European Union officials are floating a plan to create a sovereign wealth fund intended to invest in companies that could compete with U.S. and Chinese tech giants. According to an internal document detailing the plan, the fund would be called the “European Future Fund” and would hold 100 billion euros ($110 billion) to invest in “high-potential European companies.” The 173-page plan lists both American tech giants, including Google, Apple, Amazon, Microsoft and Facebook, and Chinese firms Baidu, Alibaba and Tencent as competing companies.
Right now, Europe has no tech companies that could realistically compete with the largest American and Chinese tech companies. The American firms are up to 100 times more valuable than Europe’s top tier tech companies with market capitalizations now sometimes topping $1 trillion dollars. The draft document says: “This presents a risk to growth, jobs, and to Europe’s influence in key strategic sectors.”
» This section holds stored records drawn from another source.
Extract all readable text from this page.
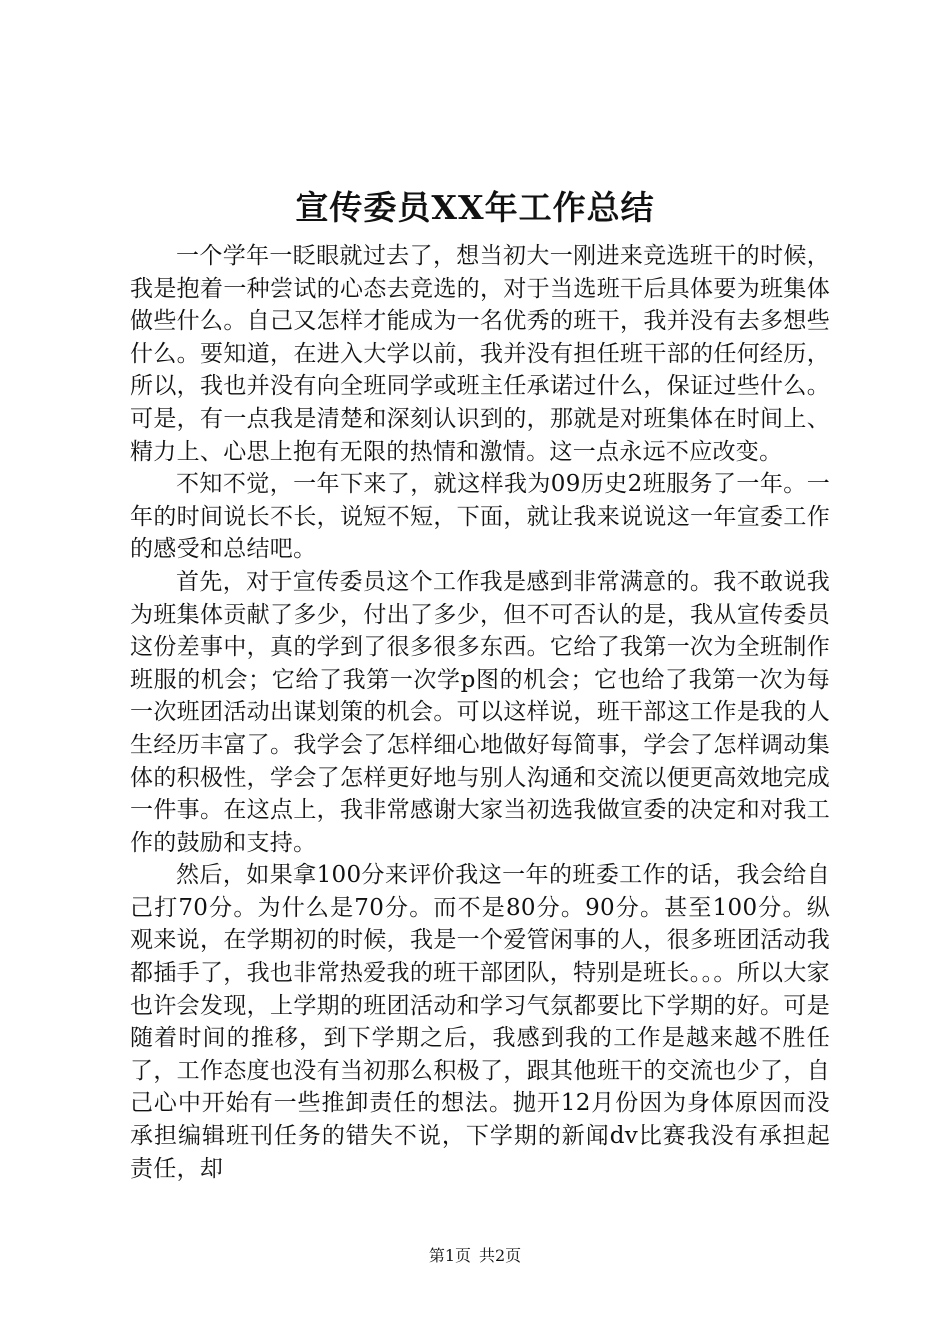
宣传委员XX年工作总结

一个学年一眨眼就过去了，想当初大一刚进来竞选班干的时候，我是抱着一种尝试的心态去竞选的，对于当选班干后具体要为班集体做些什么。自己又怎样才能成为一名优秀的班干，我并没有去多想些什么。要知道，在进入大学以前，我并没有担任班干部的任何经历，所以，我也并没有向全班同学或班主任承诺过什么，保证过些什么。可是，有一点我是清楚和深刻认识到的，那就是对班集体在时间上、精力上、心思上抱有无限的热情和激情。这一点永远不应改变。

不知不觉，一年下来了，就这样我为09历史2班服务了一年。一年的时间说长不长，说短不短，下面，就让我来说说这一年宣委工作的感受和总结吧。

首先，对于宣传委员这个工作我是感到非常满意的。我不敢说我为班集体贡献了多少，付出了多少，但不可否认的是，我从宣传委员这份差事中，真的学到了很多很多东西。它给了我第一次为全班制作班服的机会；它给了我第一次学p图的机会；它也给了我第一次为每一次班团活动出谋划策的机会。可以这样说，班干部这工作是我的人生经历丰富了。我学会了怎样细心地做好每简事，学会了怎样调动集体的积极性，学会了怎样更好地与别人沟通和交流以便更高效地完成一件事。在这点上，我非常感谢大家当初选我做宣委的决定和对我工作的鼓励和支持。

然后，如果拿100分来评价我这一年的班委工作的话，我会给自己打70分。为什么是70分。而不是80分。90分。甚至100分。纵观来说，在学期初的时候，我是一个爱管闲事的人，很多班团活动我都插手了，我也非常热爱我的班干部团队，特别是班长。。。所以大家也许会发现，上学期的班团活动和学习气氛都要比下学期的好。可是随着时间的推移，到下学期之后，我感到我的工作是越来越不胜任了，工作态度也没有当初那么积极了，跟其他班干的交流也少了，自己心中开始有一些推卸责任的想法。抛开12月份因为身体原因而没承担编辑班刊任务的错失不说，下学期的新闻dv比赛我没有承担起责任，却

第1页 共2页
The new fund would use money from the EU budget currently earmarked for venture capital, research funding, and regional development. For now, the plans are just part of a wish list. If accepted by European Commission president-elect Ursula von der Leyen, the Fund would need to be agreed to by both the European Parliament and national European governments. It is unclear whether the proposal would gain traction among EU member states.
Europe has taken on a leading role on the regulation of big tech companies despite having few of its own. Over the past five years, Europe has enacted stringent data privacy laws aimed at the biggest tech and social media companies, as well as issues tens of billions of dollars in antitrust fines and tax recovery orders against the companies. The proposed new fund marks a shift from the market-friendly incentives the EU previously proposed towards direct intervention in markets that appear to be leaving Europe behind.